I’ve been trying to organize my photos recently. I hadn’t kept up with them and I recently discovered I have a pile of photos dumped into a single directory. I like to separate photos by the day they were taken so I end up with directories like:
2015-01-01_new-years-day
2014-12-31_new-years-eve
2014-12-25_christmas
...
Wanting to organize these as painlessly as I could think, I sought to run a few
bash commands to split my pile of photos into directories like these. The first
issue I ran into was the file formats - these were raw photos. I had found a
nice tool called exif
(sudo apt-get install exif
) which I could use to
extract the date the pictures were taken, but it only works on JPG images.

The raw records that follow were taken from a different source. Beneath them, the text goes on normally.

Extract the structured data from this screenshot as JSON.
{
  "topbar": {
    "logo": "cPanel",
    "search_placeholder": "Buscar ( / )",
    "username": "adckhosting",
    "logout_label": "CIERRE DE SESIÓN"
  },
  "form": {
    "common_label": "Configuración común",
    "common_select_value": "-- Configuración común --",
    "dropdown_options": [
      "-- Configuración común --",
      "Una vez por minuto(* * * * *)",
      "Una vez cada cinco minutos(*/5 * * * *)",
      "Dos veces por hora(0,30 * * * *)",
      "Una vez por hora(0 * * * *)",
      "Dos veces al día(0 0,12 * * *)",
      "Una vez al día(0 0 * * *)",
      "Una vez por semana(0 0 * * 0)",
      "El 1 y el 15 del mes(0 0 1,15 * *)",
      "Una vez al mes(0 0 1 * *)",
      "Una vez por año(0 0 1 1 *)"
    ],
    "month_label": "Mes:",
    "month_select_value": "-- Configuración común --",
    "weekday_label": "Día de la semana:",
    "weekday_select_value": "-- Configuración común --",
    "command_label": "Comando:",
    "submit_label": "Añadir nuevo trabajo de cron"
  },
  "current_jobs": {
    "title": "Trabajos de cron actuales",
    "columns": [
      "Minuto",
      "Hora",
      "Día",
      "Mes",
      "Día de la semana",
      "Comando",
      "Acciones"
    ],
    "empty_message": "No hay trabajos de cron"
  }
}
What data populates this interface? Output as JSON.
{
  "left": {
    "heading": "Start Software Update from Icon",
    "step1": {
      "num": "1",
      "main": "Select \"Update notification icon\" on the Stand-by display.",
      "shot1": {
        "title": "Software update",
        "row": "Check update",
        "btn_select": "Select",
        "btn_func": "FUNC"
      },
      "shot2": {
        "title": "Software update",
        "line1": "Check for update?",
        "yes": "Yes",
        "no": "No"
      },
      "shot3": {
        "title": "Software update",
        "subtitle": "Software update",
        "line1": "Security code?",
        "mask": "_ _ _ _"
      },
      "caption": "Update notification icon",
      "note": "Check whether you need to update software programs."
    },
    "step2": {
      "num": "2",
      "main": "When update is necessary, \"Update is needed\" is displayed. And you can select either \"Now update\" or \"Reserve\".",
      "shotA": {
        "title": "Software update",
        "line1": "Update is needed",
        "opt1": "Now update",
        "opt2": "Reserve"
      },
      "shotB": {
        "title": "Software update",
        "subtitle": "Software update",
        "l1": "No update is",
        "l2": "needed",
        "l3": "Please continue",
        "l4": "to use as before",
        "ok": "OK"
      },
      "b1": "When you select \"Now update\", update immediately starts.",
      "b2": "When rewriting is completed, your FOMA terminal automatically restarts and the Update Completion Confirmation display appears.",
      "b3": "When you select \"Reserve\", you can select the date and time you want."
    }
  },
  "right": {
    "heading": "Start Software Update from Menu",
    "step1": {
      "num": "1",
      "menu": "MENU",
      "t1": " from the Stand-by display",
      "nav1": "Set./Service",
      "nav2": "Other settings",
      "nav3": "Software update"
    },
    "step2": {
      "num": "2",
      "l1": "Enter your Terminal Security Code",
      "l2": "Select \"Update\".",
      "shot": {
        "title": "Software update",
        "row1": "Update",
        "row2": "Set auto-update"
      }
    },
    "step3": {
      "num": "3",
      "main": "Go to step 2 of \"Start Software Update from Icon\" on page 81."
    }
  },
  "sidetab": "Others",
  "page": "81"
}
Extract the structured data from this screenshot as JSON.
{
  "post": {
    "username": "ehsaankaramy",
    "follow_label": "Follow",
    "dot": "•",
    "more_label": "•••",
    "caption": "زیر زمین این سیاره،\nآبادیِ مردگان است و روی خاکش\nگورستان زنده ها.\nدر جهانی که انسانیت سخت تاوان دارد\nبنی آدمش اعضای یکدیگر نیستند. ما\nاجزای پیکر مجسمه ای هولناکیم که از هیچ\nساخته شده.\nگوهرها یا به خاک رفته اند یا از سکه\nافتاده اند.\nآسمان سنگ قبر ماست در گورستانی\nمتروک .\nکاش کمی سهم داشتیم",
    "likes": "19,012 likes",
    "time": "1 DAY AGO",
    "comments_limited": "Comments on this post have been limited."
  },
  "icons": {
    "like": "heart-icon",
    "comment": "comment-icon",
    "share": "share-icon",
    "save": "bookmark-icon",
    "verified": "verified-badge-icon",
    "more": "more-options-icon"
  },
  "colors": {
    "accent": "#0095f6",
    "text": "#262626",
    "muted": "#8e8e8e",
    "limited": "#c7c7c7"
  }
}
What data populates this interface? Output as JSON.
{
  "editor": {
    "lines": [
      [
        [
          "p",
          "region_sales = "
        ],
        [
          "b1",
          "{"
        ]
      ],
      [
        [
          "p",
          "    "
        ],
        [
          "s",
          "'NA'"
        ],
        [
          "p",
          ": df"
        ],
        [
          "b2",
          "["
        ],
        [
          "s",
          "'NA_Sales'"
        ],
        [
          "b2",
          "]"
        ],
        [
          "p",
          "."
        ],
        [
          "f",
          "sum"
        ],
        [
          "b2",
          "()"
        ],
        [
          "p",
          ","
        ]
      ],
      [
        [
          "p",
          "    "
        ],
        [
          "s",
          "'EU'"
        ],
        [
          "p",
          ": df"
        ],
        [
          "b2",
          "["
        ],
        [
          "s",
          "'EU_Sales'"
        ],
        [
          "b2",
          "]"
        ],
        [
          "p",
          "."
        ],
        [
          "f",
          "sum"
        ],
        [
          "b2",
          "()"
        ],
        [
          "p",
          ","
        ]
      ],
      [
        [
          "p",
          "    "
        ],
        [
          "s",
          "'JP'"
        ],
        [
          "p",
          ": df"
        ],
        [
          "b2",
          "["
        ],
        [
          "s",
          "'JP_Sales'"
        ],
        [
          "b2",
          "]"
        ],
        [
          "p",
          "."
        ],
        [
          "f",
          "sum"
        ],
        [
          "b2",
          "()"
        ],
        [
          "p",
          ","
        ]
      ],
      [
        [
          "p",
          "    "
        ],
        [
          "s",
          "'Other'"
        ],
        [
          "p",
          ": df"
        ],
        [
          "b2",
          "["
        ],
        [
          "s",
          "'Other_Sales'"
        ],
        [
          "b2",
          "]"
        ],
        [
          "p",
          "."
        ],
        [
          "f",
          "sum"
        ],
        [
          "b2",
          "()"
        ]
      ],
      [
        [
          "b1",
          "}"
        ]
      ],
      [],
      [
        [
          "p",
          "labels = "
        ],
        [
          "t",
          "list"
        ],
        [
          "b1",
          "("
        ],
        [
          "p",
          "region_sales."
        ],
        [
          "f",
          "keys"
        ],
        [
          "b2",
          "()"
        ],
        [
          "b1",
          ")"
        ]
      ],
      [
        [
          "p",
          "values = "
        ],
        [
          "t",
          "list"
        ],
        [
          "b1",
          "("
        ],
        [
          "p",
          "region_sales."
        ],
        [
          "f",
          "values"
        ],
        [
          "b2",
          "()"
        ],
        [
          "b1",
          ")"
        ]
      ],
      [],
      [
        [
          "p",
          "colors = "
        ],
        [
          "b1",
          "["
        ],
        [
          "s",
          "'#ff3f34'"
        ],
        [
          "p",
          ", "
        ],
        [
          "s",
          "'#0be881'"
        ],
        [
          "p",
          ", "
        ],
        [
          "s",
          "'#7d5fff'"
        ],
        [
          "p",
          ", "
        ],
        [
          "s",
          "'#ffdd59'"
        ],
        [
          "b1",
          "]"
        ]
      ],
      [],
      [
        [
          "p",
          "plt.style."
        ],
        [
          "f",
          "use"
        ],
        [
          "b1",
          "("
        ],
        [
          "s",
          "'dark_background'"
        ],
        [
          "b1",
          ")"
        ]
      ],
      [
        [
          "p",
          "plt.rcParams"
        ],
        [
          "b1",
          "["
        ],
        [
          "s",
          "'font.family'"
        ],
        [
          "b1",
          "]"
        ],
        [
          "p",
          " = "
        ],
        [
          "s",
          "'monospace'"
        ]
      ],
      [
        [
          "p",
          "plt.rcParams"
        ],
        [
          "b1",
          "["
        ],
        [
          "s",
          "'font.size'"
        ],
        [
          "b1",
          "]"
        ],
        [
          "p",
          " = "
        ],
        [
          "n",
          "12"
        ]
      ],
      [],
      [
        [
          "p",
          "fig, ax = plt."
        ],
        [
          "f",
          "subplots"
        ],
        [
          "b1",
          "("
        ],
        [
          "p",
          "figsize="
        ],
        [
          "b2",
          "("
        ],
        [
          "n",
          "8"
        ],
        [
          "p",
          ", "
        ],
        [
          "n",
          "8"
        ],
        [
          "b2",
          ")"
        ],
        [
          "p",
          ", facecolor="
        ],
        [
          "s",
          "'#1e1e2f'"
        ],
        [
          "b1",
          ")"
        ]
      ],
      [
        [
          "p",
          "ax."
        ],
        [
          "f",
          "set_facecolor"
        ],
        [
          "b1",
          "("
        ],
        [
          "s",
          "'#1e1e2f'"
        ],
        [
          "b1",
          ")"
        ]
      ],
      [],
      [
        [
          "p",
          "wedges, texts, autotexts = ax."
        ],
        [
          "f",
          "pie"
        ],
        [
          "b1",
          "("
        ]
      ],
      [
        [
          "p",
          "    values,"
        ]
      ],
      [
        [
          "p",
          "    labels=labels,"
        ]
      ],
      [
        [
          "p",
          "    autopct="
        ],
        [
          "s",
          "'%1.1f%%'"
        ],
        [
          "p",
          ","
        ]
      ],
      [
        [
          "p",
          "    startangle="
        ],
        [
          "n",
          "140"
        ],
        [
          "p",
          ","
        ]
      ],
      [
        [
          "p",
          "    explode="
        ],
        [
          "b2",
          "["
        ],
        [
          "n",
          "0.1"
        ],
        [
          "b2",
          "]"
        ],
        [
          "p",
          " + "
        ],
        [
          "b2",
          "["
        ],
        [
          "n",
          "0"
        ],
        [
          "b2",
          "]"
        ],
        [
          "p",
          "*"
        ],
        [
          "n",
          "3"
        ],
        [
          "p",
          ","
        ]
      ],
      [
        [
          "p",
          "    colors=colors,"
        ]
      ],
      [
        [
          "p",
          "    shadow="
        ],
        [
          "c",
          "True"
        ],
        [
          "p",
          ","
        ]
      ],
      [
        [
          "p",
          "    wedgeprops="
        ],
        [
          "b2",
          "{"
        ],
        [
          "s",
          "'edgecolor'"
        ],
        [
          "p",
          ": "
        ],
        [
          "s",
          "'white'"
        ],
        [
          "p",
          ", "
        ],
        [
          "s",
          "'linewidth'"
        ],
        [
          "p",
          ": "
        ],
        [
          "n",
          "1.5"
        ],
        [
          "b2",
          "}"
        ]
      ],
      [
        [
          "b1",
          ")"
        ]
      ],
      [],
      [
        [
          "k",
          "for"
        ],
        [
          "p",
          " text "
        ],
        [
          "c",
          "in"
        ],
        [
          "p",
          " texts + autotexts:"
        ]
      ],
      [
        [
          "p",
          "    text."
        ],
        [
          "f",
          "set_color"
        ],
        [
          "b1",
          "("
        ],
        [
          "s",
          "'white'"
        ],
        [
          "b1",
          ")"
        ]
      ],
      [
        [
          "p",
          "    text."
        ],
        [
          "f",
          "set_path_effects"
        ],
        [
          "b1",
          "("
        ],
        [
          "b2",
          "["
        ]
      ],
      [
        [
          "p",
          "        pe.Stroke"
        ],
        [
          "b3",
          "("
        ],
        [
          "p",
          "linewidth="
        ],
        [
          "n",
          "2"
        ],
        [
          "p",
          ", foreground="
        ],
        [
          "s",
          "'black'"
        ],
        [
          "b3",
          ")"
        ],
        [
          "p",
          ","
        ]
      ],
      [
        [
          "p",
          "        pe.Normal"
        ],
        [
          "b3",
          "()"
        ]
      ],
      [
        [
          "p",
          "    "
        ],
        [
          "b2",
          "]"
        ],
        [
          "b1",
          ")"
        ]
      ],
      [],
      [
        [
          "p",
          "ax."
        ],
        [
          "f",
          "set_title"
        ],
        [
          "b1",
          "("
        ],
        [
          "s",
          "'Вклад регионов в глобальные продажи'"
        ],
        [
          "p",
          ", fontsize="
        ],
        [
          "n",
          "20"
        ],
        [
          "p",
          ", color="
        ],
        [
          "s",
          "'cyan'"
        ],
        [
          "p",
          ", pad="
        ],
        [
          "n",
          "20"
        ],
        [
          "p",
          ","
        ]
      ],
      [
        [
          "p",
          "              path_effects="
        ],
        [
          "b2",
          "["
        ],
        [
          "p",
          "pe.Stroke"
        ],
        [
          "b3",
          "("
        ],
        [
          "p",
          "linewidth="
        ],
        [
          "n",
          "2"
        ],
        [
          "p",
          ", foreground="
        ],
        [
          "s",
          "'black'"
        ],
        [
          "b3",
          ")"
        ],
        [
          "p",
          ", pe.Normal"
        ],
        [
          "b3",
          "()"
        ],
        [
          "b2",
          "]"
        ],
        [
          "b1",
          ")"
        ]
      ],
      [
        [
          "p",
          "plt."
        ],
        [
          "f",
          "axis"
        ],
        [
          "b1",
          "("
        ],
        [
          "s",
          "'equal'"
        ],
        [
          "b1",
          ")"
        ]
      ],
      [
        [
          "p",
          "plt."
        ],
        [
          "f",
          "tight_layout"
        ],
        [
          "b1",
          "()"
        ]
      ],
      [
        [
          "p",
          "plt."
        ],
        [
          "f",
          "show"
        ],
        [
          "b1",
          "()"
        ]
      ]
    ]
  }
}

So step one was to convert the files. The
ImageMagick tool (sudo apt-get install imagemagick
) has a command called convert
that will do just that. To convert
them all without risking overwriting anything, a simple for loop works nicely:
for f in *.NEF; do
convert $f $f.jpg
done
This will convert files like DSC_0001.NEF
to DSC_0001.NEF.jpg
. Running this
command was taking awhile and I wanted to see how much work was left to do.
watch
is the perfect tool for the job. It lets you repeatedly run a command
and see its output. So all I needed to do was write a command that would list
all of the .NEF
files that did not have corresponding .NEF.jpg
files. To
do that, I used:
for f in *.NEF; do
ls $f.jpg &>/dev/null || echo $f
done
I ignored all output of ls
(&>/dev/null
) because the return code would be
enough to determine whether the file existed. More importantly, I didn’t want
to have to parse through whatever output the command threw at me. The || echo $f
will only be executed if the ls
failed, indicating the file doesn’t
exist.
I had issues running this directly with watch
, but I didn’t want to spend
time debugging. Instead I saved the command to a file and ran:
chmod +x script.sh
watch ./script.sh
Every 2 seconds the screen updated letting me know how many files were left to convert.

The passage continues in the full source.